It's understandable that apart from the excitement you feel for the arrival of your baby, you're also a little bit scared. You're not alone — a lot of pregnant women, even those who have given birth before, still have fears on delivery day. Will everything go smoothly? Will I need a C-section?
The fear is understandable. There's no way to be sure what will happen when you're about to give birth. Books and childbirth classes help a lot, but you need to imagine most of it. This video, however, may help you have a fairly good idea of what awaits you at childbirth.
Childbirth educator Liz Chalmers posted on Youtube a visual representation of how childbirth actually works, from the contractions to cervix dilation. The mom of four and co-owner of Puget Sound Midwives and Birth Center in Seattle, Washington, in the United States used only two things: a balloon and a ping pong ball. The ping pong ball represents the baby, and the balloon is your uterus. You you have to stretch the balloon (your uterus) to put the ball (baby) inside.
At the beginning of the video, Chalmers defines Braxton Hicks as false contractions — it helps the uterus "practice" for the big event. Real labor contractions will originate from the top of the uterus and helps push the baby out.
As Chalmers squeezed and let go of the balloon mimicking labor contractions that have intervals and increase in intensity, you'll see the mouth of the balloon (this would be your cervix) starting to thin. Eventually, your "cervix" is dilated enough for you to give one final push and delivery your baby! Don't worry, your baby will not pop out like the ping pong ball.
Once you watch the video, which Chalmers posted for her niece, Charlotte, who is studying to be like her aunt in New Zealand, the process of childbirth becomes much clearer. It shows that it's possible to give birth, sans labor interventions. If your husband is still clueless about the things discussed in childbirth classes, show him this video, and he'll definitely be enlightened. Maybe it'll help him be more supportive of your birth choices, too!
"Labor is one of our superpowers!
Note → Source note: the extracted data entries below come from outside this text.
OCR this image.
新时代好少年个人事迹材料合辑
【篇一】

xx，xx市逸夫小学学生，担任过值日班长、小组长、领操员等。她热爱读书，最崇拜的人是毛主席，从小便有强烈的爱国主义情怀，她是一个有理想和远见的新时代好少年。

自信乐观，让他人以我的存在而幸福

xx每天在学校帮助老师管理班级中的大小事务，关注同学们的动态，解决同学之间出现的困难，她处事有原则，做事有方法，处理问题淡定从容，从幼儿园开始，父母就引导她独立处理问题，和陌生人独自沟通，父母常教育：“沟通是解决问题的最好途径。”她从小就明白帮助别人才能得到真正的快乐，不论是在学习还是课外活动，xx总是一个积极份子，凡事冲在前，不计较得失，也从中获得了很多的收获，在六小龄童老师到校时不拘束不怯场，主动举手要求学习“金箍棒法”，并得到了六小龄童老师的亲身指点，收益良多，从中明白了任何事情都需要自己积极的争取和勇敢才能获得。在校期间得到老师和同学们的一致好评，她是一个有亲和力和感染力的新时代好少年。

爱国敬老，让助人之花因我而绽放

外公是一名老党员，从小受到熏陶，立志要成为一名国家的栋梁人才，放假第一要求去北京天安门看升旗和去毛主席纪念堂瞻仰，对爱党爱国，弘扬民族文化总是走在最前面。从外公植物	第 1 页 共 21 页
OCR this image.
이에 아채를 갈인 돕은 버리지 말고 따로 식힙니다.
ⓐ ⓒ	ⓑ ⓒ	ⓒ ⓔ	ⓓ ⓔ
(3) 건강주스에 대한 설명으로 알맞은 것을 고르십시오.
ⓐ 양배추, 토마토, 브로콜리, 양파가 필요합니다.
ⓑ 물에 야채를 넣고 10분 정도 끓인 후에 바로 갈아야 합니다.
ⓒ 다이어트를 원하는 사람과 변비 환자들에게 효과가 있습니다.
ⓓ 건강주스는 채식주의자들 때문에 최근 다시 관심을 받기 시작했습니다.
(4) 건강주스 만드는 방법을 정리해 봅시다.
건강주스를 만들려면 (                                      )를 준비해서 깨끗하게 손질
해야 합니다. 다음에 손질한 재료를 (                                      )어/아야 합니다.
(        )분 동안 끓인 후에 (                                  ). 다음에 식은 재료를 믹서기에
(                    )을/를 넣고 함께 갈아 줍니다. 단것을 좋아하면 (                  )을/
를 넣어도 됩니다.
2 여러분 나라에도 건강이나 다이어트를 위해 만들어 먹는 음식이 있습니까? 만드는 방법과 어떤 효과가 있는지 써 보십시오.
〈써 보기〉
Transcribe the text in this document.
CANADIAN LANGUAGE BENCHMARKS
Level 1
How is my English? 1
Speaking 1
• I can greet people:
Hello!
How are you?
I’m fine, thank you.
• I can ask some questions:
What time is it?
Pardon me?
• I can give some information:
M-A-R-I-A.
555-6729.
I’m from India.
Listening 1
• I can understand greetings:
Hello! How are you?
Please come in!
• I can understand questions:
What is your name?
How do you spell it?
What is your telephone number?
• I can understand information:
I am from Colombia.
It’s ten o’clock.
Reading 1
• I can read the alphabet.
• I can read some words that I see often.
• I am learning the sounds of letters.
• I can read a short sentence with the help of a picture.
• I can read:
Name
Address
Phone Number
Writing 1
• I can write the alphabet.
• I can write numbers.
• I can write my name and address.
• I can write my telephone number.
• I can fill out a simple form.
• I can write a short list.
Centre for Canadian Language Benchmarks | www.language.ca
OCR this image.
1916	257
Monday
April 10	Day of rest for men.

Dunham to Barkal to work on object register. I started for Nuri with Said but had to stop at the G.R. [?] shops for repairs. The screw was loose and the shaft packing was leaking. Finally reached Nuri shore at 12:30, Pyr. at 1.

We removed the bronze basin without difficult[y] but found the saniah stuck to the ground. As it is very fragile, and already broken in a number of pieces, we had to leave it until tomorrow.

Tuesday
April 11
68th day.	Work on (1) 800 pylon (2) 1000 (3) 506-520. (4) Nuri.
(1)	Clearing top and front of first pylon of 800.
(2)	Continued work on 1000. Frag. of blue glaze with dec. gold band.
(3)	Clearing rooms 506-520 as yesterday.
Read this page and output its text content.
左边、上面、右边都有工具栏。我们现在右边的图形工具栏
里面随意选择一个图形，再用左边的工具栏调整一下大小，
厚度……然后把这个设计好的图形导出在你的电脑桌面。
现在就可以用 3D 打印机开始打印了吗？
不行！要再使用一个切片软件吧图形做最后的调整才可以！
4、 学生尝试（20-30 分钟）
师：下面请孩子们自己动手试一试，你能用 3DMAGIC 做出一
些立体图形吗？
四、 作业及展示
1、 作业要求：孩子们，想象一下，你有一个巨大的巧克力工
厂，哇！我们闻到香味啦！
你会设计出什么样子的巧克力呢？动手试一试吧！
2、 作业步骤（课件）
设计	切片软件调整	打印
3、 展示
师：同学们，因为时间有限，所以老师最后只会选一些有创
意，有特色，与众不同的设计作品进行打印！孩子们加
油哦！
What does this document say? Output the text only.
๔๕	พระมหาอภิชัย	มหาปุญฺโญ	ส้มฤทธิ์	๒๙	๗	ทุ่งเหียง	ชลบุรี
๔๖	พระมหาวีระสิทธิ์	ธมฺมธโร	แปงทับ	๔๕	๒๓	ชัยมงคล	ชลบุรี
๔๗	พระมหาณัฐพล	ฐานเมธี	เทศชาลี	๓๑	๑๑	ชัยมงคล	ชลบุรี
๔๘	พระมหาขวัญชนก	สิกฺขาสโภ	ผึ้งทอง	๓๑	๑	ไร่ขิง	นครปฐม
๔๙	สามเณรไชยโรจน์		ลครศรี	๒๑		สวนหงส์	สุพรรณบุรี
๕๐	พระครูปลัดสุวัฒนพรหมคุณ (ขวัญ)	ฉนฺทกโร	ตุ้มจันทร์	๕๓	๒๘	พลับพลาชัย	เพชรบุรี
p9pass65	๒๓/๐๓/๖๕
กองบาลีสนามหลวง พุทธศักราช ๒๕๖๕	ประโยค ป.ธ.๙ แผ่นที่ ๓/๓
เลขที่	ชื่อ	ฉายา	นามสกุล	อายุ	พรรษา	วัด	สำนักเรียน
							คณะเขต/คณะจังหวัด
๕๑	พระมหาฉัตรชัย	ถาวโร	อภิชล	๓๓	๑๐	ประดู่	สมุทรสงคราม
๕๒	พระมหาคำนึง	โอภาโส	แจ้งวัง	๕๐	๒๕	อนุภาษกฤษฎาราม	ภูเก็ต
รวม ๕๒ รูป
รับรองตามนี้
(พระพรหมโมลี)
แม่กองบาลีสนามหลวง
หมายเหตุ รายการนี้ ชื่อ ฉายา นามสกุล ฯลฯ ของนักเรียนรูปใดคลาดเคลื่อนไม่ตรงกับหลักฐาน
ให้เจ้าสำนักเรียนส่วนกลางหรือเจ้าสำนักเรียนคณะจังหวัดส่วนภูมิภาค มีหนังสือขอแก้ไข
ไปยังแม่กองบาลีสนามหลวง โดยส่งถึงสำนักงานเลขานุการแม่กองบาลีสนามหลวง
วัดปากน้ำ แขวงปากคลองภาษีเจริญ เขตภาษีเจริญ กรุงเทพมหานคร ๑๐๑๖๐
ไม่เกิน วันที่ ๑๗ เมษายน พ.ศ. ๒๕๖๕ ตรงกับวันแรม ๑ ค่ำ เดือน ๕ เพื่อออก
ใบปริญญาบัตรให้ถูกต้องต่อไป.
Birth can — and usually does — unfold powerfully and effectively, when in a supportive environment, accompanied by people who understand the importance of [the] environment for allowing the necessary hormones to flow," Chalmers told Babble. "It is so much harder to squeeze that balloon when sitting in front of someone who is terrified of the balloon malfunctioning," she added.
Chalmers also shared her birth mantra: "I can do anything for a minute." She explains, "Let your uterus squeeze, and let go. Then squeeze, and let go. One minute at a time, with a lovely break in between. A typical labor isn’t 16 hours of unremitting pain. It’s more like four hours of pain sprinkled over 16 hours, a minute at a time."
On Facebook, Chalmer's video has received more the 10,000 reactions and more than 24,000 shares. Chalmer is happy it has reached a lot of people and hopes it can help spread the message of calm and positivity to birthing moms and their birth support teams.